Blessèd be the Peacemakers (Current)


Blessèd be the Peacemakers, 2025. Acrylic latex on stone and wood, 120’L x 25’H Location: The Vault Warehouse, Long Beach, CA
Commencement date: Summer 2025

Dedicated to the innocent and to their protectors

The Vault Warehouse is nestled in Cambodia Town, wherein many of our Khmer, Hispanic, and Black neighbors’ lives interweave with their neighbors from all walks of life. While sauntering through the neighborhood, one discovers abundant tropical fruit gardens, Baptist churches, and the Spanish murmurings of students walking home from school.

Blessèd be the Peacemakers pays homage to the ones who have landed here and continue tilling the soil, while foraging for nourishment. They sow the seed that bears the good fruit that sustains our communities, and water the crop that replenishes us. This piece pays respect to the ones who labor to cultivate peace within themselves—a peace that then stirs about in our homes, and bleeds out into our neighborhoods, our cities, our nation, our world—this peace that promotes the growth that is necessary in building healthy communities.
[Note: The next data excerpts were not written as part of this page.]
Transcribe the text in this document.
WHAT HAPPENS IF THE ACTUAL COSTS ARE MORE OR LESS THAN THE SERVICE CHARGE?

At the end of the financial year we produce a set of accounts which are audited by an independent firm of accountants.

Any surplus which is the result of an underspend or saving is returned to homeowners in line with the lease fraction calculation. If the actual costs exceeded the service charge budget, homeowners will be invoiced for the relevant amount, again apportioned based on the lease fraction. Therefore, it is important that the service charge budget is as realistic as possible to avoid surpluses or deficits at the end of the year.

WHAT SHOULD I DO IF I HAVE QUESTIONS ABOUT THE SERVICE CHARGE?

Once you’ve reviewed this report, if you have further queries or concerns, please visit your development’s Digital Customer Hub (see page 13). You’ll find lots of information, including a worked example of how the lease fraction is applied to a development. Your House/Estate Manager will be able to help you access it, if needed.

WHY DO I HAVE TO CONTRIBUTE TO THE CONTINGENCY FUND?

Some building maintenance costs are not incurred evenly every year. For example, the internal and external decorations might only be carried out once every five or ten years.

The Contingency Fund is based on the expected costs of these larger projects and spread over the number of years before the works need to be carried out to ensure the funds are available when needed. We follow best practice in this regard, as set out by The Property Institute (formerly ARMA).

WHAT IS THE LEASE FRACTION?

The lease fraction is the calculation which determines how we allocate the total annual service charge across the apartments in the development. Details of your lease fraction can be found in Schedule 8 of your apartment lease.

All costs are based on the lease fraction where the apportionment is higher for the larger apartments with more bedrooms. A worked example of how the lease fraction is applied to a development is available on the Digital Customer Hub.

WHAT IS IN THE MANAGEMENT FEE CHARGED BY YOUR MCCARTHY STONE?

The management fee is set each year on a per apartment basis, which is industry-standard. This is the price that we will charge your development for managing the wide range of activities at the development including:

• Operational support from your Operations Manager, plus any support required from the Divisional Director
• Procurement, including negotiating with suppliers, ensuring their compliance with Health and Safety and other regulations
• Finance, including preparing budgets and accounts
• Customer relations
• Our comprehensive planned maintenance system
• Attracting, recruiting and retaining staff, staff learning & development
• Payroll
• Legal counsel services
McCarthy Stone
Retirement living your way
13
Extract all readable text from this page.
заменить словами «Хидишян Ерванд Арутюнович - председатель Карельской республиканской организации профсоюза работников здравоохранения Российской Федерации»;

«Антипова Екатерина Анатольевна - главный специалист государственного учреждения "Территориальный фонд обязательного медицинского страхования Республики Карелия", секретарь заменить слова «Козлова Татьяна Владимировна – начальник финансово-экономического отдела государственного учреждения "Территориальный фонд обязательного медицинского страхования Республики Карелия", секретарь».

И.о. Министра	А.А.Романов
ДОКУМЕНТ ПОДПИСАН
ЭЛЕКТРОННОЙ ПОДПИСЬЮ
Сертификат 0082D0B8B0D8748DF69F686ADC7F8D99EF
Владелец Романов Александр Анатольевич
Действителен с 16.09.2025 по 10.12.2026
A Khmer child has inherited wars but chooses to gather peace. He holds the scales upon his steady shoulders as a dedicated servant of justice.

These children are our very own. Here, they wade in rice patties with their trusted African jacana and Asian water buffalo, as pools of living waters graze their ankles, and the land is restored under generous skies from which an enduring שָׁלוֹם, or peace, pours upon the innocent. Together, they have been made to be stewards of earth, carrying on the work of their ancestors, a responsibility that has been bestowed upon them by our Maker. They spread the seeds of peace upon the land. Assisting them in this essential task are their passerine companions who thrive in this freedom—the Vietnamese greenfinch perches in communion with the verditer flycatcher who has arrived from Cambodia; the Eurasian hoopoe, indigenous to the Holy Land, whose resilience has enabled it to fly from the West Bank to the high altitudes of the Himalayas; and the American Robin, whose roots extend to Mexico.

Together, they gather in a song that is a plea for, and an offering of peace.

 

Some of the things I have loved about the early process:

- Setting up the scissor lift and organizing it into an efficient workspace and prayerspace.

- The first pass of sketch when the lines are seeking, and shadows are fresh and raw. Sometimes it’s difficult to move past this phase. There’s something so pure about it that it’s makes it hard to touch.

- Gridding the wall. I appreciate the order and rhythm that it sets for the painting, and I also love the idea that I am carrying on a technique (both grid method and chalk line) that dates back to Ancient Egypt. That’s wild.

- Painting with my heart sister Kelsey. There’s a unrestrained confidence in the way that she pushes paint around. As we Sài Gòn squat before a thirsty wall with eager paint brushes, we speak life, examine long-held questions, discuss how we can faithfully await answers, and share in our revelations and our hopes. This is nourishment to my soul.

- Chatting with our neighbors. I love reminding them that this mural is for them, for us. The most common question I am asked: Are you going to be adding some color? Yes, all of the colors. Among them: Peace Yellow and Refuge.

- Meeting Ms. Diana, an elder who raises parakeets in her Eden of an apartment (walls blanketed in thriving pothos and lush plants sprouting from every corner!) Once the parakeets fledge, she gifts them to the people she loves. She has only kept one—the only one whom she has named—Heaven. Heaven happens to be the same color as the blue that I’m using to paint the sky. This color is called Celestial.

- Hearing mothers say to their children, Look, Mija/Mijo, that looks like you. I hear this often and it fully warms my heart.